Introduction — Pedestrian and cyclist injuries represent a preventable burden to Canadians. Police-reported collision data include information on where such collisions occur but under-report the number of collisions. The primary objective of this study was to compare the number of police-reported collisions with emergency department (ED) visits and hospitalisations in Toronto, Canada.

Methods — Police-reported collisions were provided by Toronto Police Services (TPS). Data included the location of the collision, approximate victim age and whether the pedestrian or cyclist was killed or seriously injured. Health services data included ED visits in the National Ambulatory Care Reporting System and hospitalisations from the Discharge Abstract Database using ICD-10 codes for pedestrian and cycling injuries. Data were compared from 2016 to 2021.
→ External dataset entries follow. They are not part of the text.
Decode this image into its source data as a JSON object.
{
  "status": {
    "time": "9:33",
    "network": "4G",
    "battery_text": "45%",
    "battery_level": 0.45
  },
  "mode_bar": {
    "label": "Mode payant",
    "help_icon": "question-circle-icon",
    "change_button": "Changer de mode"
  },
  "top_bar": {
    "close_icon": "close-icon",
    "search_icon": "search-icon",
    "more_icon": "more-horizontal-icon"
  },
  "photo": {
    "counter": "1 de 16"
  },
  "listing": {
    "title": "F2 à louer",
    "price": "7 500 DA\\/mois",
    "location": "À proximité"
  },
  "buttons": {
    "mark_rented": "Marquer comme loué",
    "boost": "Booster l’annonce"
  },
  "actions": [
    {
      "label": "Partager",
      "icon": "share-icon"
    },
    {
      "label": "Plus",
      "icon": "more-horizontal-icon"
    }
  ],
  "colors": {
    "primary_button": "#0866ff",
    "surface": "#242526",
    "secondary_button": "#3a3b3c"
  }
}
Results — Injuries reported in the health service data were higher than those reported in the TPS for cyclists and pedestrians. The discrepancy was the largest for cyclists treated in the ED, with TPS capturing 7.9% of all cycling injuries. Cyclist injuries not involving a motor vehicle have increased since the start of the pandemic (from 3629 in 2019 to 5459 in 2020 for ED visits and from 251 in 2019 to 430 for hospital admissions).
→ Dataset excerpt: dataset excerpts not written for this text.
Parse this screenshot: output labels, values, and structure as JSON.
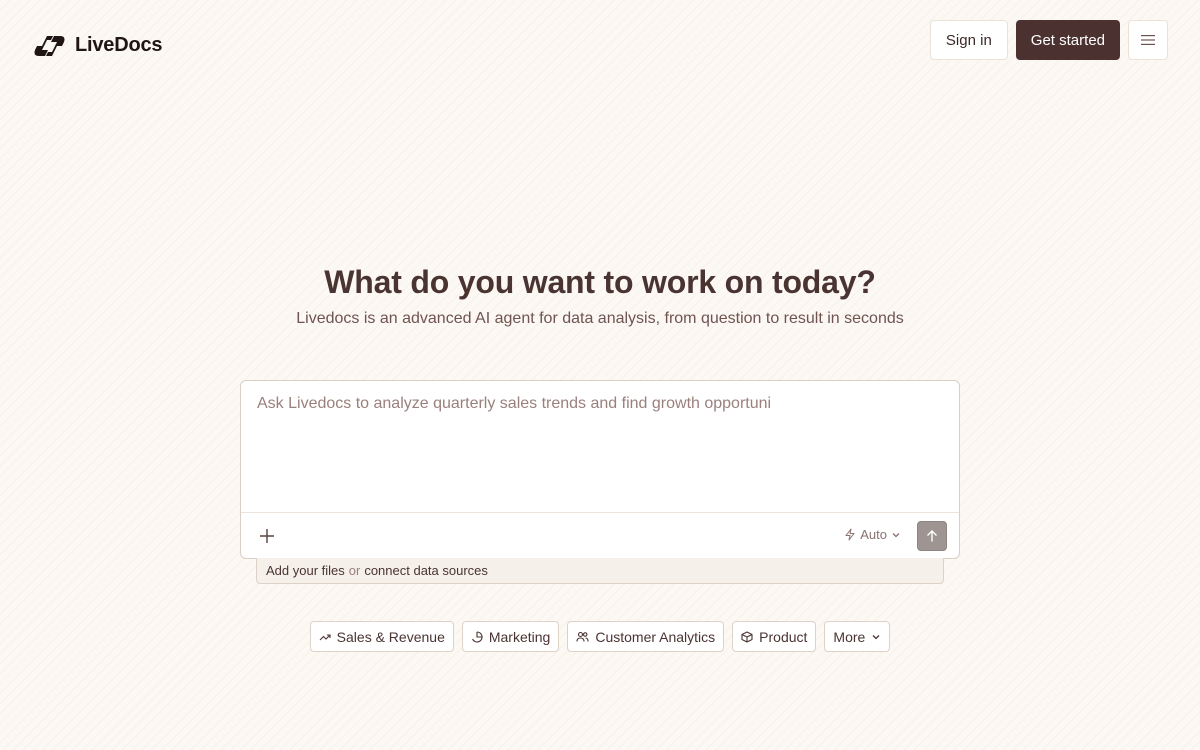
{
  "header": {
    "brand": "LiveDocs",
    "sign_in": "Sign in",
    "get_started": "Get started"
  },
  "hero": {
    "title": "What do you want to work on today?",
    "subtitle": "Livedocs is an advanced AI agent for data analysis, from question to result in seconds"
  },
  "prompt": {
    "placeholder": "Ask Livedocs to analyze quarterly sales trends and find growth opportuni",
    "mode": "Auto"
  },
  "sources": {
    "add_files": "Add your files",
    "or": "or",
    "connect": "connect data sources"
  },
  "chips": [
    {
      "label": "Sales & Revenue",
      "icon": "trending-up-icon"
    },
    {
      "label": "Marketing",
      "icon": "pie-chart-icon"
    },
    {
      "label": "Customer Analytics",
      "icon": "users-icon"
    },
    {
      "label": "Product",
      "icon": "box-icon"
    },
    {
      "label": "More",
      "icon": "chevron-down-icon"
    }
  ],
  "colors": {
    "accent": "#4b3230",
    "background": "#fcf8f3",
    "text": "#4a3432",
    "muted": "#9a807d"
  }
}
Implications — While police-reported data are important, it under-reports the burden. There have been increases in cyclist collisions not involving motor vehicles and decreases in pedestrian injuries since the start of the pandemic. The results suggest that using police data alone when planning for road safety is inadequate, and that linkage with other health service data is essential.



Macpherson AK, Zagorski B, Saskin R, Howard AW, Harris MA, Namin S, Rothman L. Inj Prev. 2024; Jan 9 [Epub ahead of print].